The New Opium War?
The role of narcotics in the escalating trade war with Beijing has a curious echo in the First Opium War — but this time, the roles are reversed.
The opening days of the second Trump administration have provided no shortage of headlines. From the dramatic re-ignition of the Greenland Question to picking up the pieces left by the deadly fires in California, events have moved swiftly.
Of arguably even greater consequence however, is the rapidly escalating trade war between Washington, Canada, Mexico and — above all — China.
‘Free Trade’ has been the established dogma of the Anglosphere ever since the repealing of the Corn Laws and the tariffs which protected British agriculture from foreign competition in 1846. Yet with such a large scale return of economic patriotism and renewed calls for tariffs, many of the assumptions entrenched in the postwar West have swiftly been upended.
A critical driving factor in the present trade war is the attempt to stop the illegal import of fentanyl into the United States, and the spiralling social crisis that has resulted from it. The drug in question traditionally serves as a painkiller, but due to the ease with which it is synthesised, it is now mixed into other illegal narcotics on an enormous scale.
Since just two milligrams of fentanyl can be fatal to humans, the consequences have been disastrous — by the CDC’s own data, no fewer than 74,702 Americans perished to fentanyl related overdoses in 2023 alone.
With criminal gangs smuggling fentanyl into the United States across the land borders from Mexico and Canada, and China being the primary source of the chemicals required to synthesise the drug, Donald Trump’s choice of trade targets makes rather more sense. Perversely, however, this dynamic is the almost exact inversion of what happened when the West and China first came into commercial collision.
It was a conflict that had enormous ramifications for the development of the latter, and which is now perhaps coming back to haunt the former — the First Opium War.
The Second Great Wall of China
As was the norm for many of the world’s states, for much of the world’s history, China under the Qing Empire was fiercely protective of both its borders and especially its markets. When Europeans first made contact with the Orient, they found a China almost hermetically sealed behind exceedingly tight restrictions on foreign trade.
Not that these restrictions were necessarily ‘needed’. While many Chinese commodities, from silk to tea and porcelain, were highly sought after in the West, there was little that the West then produced that the merchants of China saw value in. As a result, European merchants were forced to marshal vast quantities of silver to pay for these commodities up front.
Having the clear upper hand, the Qing Emperors allowed a pinprick to penetrate the national shield by opening the port of Canton (today’s Guangzhou) to foreign trade in 1757. By funnelling everything through a single point of entry, it was rationally deemed, trade could be permitted but also controlled.
Foreigners were strictly forbidden from travelling elsewhere in China, and could do business only through a guild of Chinese merchants — known as the Cohong — as part of a collective trade policy known as the Canton System. The economic wall China had constructed was formidable.

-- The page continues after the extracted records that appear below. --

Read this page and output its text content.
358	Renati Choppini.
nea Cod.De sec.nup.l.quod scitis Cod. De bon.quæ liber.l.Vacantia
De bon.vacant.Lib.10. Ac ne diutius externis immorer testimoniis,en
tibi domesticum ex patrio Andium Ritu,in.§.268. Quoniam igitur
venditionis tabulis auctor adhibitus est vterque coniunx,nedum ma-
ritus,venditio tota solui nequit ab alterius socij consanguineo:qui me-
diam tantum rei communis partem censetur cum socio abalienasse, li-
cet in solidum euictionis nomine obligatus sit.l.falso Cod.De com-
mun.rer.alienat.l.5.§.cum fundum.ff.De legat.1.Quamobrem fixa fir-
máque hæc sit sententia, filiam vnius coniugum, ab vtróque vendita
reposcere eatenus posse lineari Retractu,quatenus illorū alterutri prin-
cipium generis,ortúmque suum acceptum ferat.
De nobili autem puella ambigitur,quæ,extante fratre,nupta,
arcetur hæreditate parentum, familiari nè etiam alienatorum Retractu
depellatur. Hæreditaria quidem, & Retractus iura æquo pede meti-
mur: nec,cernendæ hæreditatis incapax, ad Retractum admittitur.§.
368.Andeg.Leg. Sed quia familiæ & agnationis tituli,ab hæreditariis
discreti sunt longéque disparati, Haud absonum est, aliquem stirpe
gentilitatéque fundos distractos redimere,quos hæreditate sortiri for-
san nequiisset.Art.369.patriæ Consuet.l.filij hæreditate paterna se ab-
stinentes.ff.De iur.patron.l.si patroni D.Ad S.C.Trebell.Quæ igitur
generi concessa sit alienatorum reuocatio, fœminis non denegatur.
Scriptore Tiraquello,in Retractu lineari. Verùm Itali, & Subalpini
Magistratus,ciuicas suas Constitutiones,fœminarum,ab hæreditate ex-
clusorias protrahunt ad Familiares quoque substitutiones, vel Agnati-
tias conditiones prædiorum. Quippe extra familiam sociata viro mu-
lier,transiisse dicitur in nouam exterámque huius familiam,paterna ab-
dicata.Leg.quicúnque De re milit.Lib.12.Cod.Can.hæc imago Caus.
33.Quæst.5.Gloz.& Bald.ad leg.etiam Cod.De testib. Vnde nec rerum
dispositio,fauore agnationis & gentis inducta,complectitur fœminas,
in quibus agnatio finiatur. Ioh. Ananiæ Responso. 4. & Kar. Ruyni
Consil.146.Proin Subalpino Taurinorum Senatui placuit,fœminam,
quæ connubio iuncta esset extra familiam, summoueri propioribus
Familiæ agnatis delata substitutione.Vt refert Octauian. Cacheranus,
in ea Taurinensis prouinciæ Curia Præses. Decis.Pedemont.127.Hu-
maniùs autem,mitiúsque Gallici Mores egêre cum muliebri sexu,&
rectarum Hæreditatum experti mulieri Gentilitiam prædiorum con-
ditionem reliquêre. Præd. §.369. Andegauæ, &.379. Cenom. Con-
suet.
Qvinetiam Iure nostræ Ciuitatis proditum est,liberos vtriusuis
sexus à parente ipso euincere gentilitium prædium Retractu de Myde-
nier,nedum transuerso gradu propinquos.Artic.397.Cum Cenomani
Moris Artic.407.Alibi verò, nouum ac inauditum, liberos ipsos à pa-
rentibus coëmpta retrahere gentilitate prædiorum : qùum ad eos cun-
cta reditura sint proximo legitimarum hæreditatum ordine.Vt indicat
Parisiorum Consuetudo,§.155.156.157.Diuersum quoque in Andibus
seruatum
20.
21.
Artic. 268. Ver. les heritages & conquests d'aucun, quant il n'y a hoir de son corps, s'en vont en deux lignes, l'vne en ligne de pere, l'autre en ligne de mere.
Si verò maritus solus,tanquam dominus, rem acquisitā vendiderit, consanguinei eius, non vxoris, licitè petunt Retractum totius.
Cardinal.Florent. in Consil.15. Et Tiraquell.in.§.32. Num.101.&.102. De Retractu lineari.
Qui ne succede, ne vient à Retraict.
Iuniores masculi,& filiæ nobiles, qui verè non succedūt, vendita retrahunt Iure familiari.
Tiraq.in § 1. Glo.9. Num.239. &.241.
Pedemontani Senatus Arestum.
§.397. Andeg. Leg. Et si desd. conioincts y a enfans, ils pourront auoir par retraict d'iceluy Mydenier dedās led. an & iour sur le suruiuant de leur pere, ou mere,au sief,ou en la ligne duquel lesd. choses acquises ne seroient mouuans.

But even the most formidable wall is vulnerable to undermining…
The Chemical Corruption of China
The use of opium, a drug produced from the unripe seeds of the opium poppy, proliferated across the Earth after its first cultivation in Mesopotamia over 5,000 years ago. It was indeed present in China by the 7th century AD, though as a medicinal remedy that was consumed orally.
But when the practise of smoking tobacco entered the Ming Empire from the Americas in the 17th century, the use of opium combined with this new delivery method, and it is here that the situation took steep plunge.
Opium addiction quickly swelled into a major social evil of China. It continued to worsen until the Yongzheng Emperor, who was profoundly disturbed by the arrival of the habit even at court, banned the sale of the drug in 1729. Combined with the introduction of the aforementioned Canton System, the Emperors of China had cause for optimism that this ruinous foreign practice might one day be rooted out.
Unfortunately, however, things were about to get immeasurably worse.